WSU Student, Chris Nielsen, to Study Microdistribution of Plutonium Nitrate in Lung

July 7, 2011 – WSU Environmental Sciences student Chris Nielsen is conducting his master’s thesis study titled, “An Analysis and Comparison of the Microdistribution and Long-Term Retention of ²³⁹Pu(NO₃)₄ in the Respiratory Tracts of a Hanford Worker and Experimental Beagles.” The laboratory work is being carried out by Mr. Nielsen, a graduate research student, with the assistance of Dr. Xihai Wang, a visiting researcher who is employed by the Pacific Northwest National Laboratory (PNNL), Richland, WA.  Mr. Nielsen and Dr. Wang are members of Dr. Bill Morgan’s Radiation Biology and Biophysics research team.  PNNL provides Mr. Nielsen’s and Dr. Wang’s labor and all necessary equipment and supplies. USTUR provides laboratory space. Mr. Nielsen’s graduate committee chair is Dr. Allan S. Felsot.
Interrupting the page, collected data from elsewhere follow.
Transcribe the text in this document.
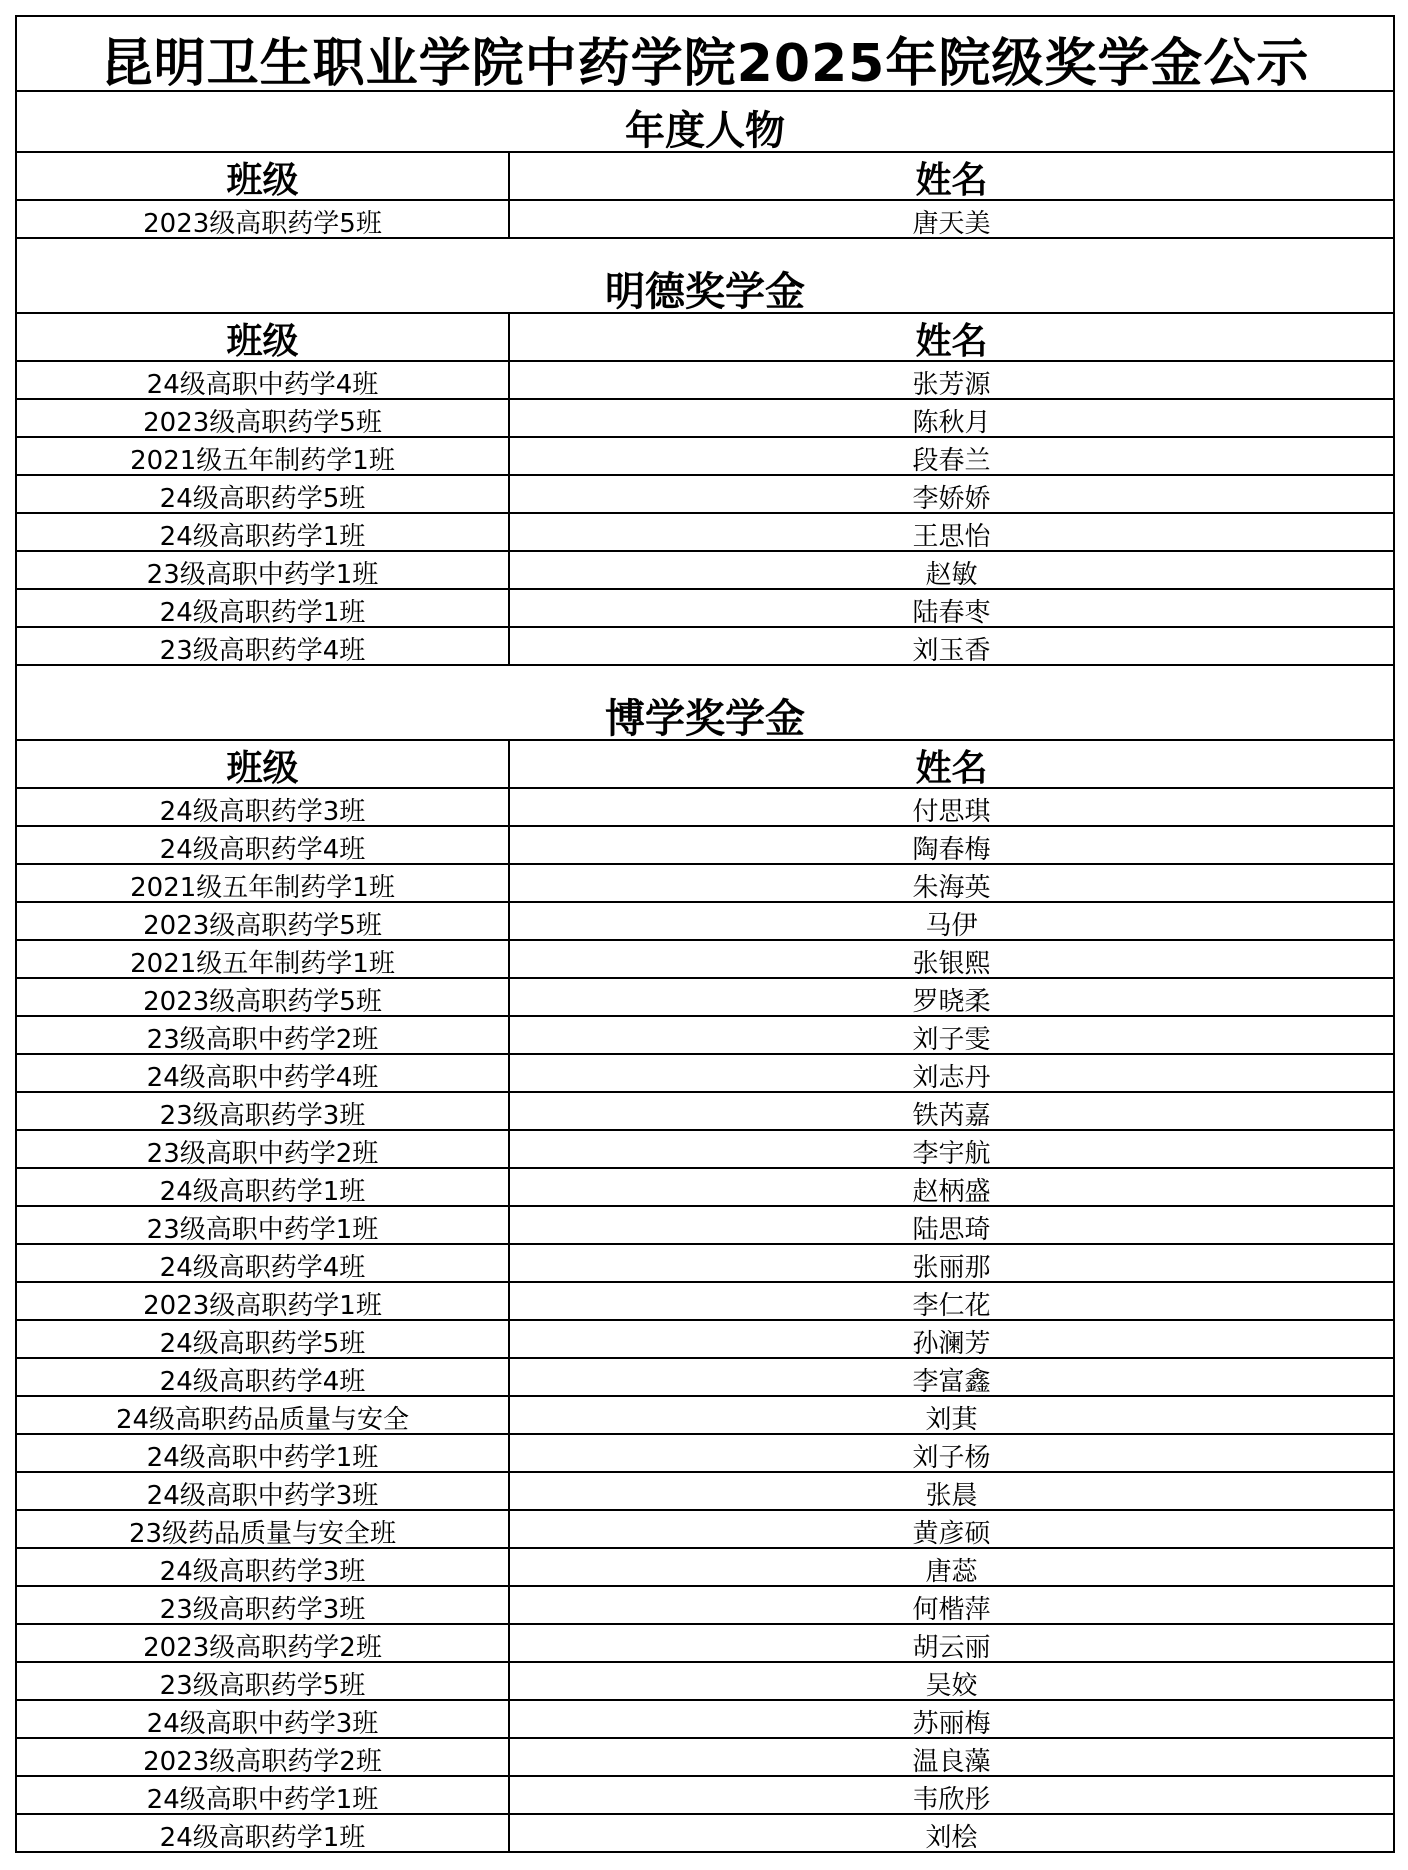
昆明卫生职业学院中药学院2025年院级奖学金公示	
年度人物	
班级	姓名
2023级高职药学5班	唐天美
明德奖学金	
班级	姓名
24级高职中药学4班	张芳源
2023级高职药学5班	陈秋月
2021级五年制药学1班	段春兰
24级高职药学5班	李娇娇
24级高职药学1班	王思怡
23级高职中药学1班	赵敏
24级高职药学1班	陆春枣
23级高职药学4班	刘玉香
博学奖学金	
班级	姓名
24级高职药学3班	付思琪
24级高职药学4班	陶春梅
2021级五年制药学1班	朱海英
2023级高职药学5班	马伊
2021级五年制药学1班	张银熙
2023级高职药学5班	罗晓柔
23级高职中药学2班	刘子雯
24级高职中药学4班	刘志丹
23级高职药学3班	铁芮嘉
23级高职中药学2班	李宇航
24级高职药学1班	赵柄盛
23级高职中药学1班	陆思琦
24级高职药学4班	张丽那
2023级高职药学1班	李仁花
24级高职药学5班	孙澜芳
24级高职药学4班	李富鑫
24级高职药品质量与安全	刘萁
24级高职中药学1班	刘子杨
24级高职中药学3班	张晨
23级药品质量与安全班	黄彦硕
24级高职药学3班	唐蕊
23级高职药学3班	何楷萍
2023级高职药学2班	胡云丽
23级高职药学5班	吴姣
24级高职中药学3班	苏丽梅
2023级高职药学2班	温良藻
24级高职中药学1班	韦欣彤
24级高职药学1班	刘桧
Excerpt from Mr. Nielsen’s Proposal

According to the current recommendations of the International Commission on Radiological Protection (ICRP 1994a,b), inhalation of “soluble” forms of plutonium results in moderately rapid translocation (absorption) from the respiratory tract to other organs of the body (primarily the skeleton and liver). Indeed, all chemical forms of plutonium except insoluble oxides are assumed to have "Type M" (moderately rapid) absorption characteristics; i.e., 10% of the material deposited in the respiratory tract is absorbed at the rate of 100 d^-1 (half-time about 10 min) and the remaining 90% at the rate of 0.005 d^-1 (half-time about 140 d). However, lifetime follow-up of plutonium nitrate [²³⁹Pu(NO₃)₄] inhalations in both experimental animals (beagle dogs) and an accidentally exposed Pu worker indicated that tissues of the respiratory tract receive substantially higher doses than would be predicted for ‘Type M’ absorption behavior. Furthermore, a biokinetic modeling study of the human case indicated that unexpectedly long retention of “soluble” plutonium in respiratory tract tissue may result from a substantial amount of “chemical binding” of Pu in the parenchymal tissue (James et al. 2007), and thus, according to the current Human Respiratory Tract Model (HRTM: ICRP 1994a), also in bronchial and bronchiolar epithelium. In a recent review entitled “Plutonium Worker Dosimetry,” Birchall et al. (2010) stated that, “This study highlights areas where more research is needed to reduce biokinetic uncertainties, including more accurate determination of particle transport rates and long-term dissolution for plutonium compounds, a re-evaluation of long-term binding of dissolved plutonium, and further consideration of modeling for plutonium absorbed to blood from the lungs.” The proposed autoradiographic study of the form and distribution of nominally “soluble” plutonium retained in lung, lymph node, and bronchial/bronchiolar epithelial tissue for many years in human and beagle dog lungs is designed to address the issue of “long-term binding of dissolved plutonium.”

References

1. James, A.C., L. Sasser, et al (2007). USTUR Whole Body Case 0269: Demonstrating Effectiveness of I.V. Ca-DTPA for Pu. Radiation Protection Dosimetry. 127(1-4): 449-455.
2. Birchall A, M. Puncher, et al (2010). Plutonium Worker Dosimetry. Radiat. Environ. Biophys. 49:203-212.
3. International Commission on Radiological Protection.  Human Respiratory Tract Model for Radiological Protection. ICRP Publication 66. Ann. ICRP 24(1-3). (Oxford: Pergamon Press) (1994a).
4. International Commission on Radiological Protection.  Dose Coefficients for Intakes of Radionuclides by Workers. ICRP Publication 68. Ann. ICRP 24(4). (Oxford: Pergamon Press) (1994b).